Domestic garment manufacturers will formally ask the government to impose an import curb on inexpensive clothing that is fueling the rapid growth of the wildly popular Uniqlo chain, industry officials said Monday.
The request could be made later this month.
"Unless Japan holds those imports under control, Japanese garment manufacturers will be wiped out," warned Akihiro Mochizuki, president of the Japan Spinners Association.
Imports of cheap clothing have surged in recent years and Fast Retailing, which operates the Uniqlo chain, has arranged for Chinese factories to make 90 percent of its apparel.
Its plans to sell 12 million knitted fleece sweaters this winter have drawn flak from hard-pressed small and midsize competitors.
But in a sign of Japan's changing economic landscape, the retailer and consumer groups are putting up a fight.
A Fast Retailing official noted that importing from countries with lower labor costs has benefited consumers.
An official with the Tokyo-based National Liaison Committee of Consumers' Organizations agreed, defending the firm and other import-based retailers, saying, "We are against the envisioned import curb, because consumers want to buy cheap products of high quality."
Shares of Fast Retailing have been under downward pressure since November, when calls for the import curb gained strength.
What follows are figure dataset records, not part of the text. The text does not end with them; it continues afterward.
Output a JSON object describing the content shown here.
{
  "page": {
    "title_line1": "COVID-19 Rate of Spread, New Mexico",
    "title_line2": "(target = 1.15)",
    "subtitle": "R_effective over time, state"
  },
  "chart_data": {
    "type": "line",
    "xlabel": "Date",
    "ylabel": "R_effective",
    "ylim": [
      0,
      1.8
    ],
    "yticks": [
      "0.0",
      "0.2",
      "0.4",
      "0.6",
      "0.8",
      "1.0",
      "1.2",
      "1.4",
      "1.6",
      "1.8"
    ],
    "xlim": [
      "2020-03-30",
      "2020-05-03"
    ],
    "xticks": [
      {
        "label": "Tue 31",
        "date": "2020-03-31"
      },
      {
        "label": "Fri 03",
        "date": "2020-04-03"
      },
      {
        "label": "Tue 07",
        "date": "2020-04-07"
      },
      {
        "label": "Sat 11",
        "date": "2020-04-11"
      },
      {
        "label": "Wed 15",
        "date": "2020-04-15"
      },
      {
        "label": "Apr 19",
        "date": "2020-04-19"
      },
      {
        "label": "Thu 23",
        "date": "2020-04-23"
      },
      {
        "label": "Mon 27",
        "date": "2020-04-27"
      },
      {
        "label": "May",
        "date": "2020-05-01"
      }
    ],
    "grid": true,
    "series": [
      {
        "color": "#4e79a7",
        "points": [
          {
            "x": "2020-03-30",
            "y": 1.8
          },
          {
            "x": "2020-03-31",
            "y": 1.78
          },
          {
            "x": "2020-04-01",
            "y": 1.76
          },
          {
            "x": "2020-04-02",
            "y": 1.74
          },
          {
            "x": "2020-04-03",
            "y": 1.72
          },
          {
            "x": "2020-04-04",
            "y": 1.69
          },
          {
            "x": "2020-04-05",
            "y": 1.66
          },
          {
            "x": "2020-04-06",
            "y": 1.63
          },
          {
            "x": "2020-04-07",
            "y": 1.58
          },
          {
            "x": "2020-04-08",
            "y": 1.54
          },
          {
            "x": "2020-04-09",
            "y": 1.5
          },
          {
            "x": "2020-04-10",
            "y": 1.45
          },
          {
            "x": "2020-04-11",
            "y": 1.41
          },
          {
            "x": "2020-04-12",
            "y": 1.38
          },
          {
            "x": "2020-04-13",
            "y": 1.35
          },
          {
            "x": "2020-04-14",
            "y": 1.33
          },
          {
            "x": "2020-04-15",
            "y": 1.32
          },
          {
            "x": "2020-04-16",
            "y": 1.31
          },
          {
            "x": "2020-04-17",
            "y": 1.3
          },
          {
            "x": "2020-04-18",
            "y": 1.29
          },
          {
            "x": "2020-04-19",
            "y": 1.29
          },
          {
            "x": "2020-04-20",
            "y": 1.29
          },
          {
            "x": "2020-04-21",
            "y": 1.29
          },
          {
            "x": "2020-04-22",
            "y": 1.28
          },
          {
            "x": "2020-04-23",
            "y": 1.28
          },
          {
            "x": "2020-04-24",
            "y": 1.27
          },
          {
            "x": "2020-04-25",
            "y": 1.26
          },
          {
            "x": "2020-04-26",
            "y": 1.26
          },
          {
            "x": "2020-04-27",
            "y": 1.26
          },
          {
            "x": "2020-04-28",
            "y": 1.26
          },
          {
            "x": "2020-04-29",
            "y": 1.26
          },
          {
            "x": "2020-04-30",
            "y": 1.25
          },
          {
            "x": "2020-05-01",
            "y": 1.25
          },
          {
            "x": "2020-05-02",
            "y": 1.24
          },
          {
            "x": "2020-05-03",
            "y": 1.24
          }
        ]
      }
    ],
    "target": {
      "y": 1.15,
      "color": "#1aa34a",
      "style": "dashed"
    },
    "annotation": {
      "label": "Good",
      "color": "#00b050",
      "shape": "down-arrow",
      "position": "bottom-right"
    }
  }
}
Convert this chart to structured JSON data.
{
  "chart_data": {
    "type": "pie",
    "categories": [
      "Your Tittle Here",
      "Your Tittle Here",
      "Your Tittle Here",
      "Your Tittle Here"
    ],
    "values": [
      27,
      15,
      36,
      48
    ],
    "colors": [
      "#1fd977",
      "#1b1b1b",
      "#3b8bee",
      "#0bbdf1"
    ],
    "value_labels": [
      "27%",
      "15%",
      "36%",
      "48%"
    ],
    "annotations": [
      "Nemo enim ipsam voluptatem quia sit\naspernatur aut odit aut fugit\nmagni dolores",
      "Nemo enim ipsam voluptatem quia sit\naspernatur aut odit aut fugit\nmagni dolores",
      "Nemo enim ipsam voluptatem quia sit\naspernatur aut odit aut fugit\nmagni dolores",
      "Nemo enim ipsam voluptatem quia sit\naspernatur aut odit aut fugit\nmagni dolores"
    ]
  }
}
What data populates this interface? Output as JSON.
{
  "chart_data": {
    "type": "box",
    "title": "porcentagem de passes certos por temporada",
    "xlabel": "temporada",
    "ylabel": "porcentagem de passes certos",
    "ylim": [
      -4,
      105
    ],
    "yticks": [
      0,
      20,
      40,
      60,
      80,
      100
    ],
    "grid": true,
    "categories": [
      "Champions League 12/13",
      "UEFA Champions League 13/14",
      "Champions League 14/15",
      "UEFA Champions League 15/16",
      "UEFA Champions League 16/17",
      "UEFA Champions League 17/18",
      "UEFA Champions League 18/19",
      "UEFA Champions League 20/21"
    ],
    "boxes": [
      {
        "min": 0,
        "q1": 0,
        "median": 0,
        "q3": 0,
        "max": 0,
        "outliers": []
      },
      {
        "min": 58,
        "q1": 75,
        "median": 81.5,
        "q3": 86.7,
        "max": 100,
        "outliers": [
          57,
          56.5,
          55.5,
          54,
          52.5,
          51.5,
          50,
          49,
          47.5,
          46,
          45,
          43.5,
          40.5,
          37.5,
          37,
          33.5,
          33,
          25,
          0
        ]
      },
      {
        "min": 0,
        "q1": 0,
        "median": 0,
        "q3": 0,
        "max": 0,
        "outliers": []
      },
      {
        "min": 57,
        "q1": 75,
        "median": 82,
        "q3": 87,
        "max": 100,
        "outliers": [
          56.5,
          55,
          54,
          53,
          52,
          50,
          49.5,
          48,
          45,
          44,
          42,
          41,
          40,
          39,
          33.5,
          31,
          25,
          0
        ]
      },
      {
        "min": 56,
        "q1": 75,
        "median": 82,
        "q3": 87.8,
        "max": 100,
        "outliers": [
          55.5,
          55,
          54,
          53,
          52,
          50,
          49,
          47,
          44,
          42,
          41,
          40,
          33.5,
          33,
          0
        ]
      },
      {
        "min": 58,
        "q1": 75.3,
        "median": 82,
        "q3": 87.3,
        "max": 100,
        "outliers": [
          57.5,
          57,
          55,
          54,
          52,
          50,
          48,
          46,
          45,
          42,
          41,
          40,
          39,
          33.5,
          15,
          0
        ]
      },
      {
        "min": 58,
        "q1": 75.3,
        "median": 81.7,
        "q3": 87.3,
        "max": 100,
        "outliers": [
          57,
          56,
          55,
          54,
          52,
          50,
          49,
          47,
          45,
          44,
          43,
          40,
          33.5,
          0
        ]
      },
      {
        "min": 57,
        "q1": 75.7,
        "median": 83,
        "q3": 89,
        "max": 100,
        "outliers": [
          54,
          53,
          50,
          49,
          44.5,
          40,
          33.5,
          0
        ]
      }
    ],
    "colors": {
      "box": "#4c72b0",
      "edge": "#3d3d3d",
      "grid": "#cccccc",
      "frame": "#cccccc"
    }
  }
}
Fast shares rose as high as 32,200 yen the same month but fell below 20,000 yen earlier in January.
"Fast Retailing's share price has slid because investors have overreacted to the reported moves to seek an invocation of the safeguard curb," said Takayuki Suzuki, an analyst at Merrill Lynch Japan Securities Co. "The safeguard, even if imposed, would not mean much of a negative impact on Fast Retailing shares because it has a track record of importing (and selling) a voluminous quantity of apparel goods."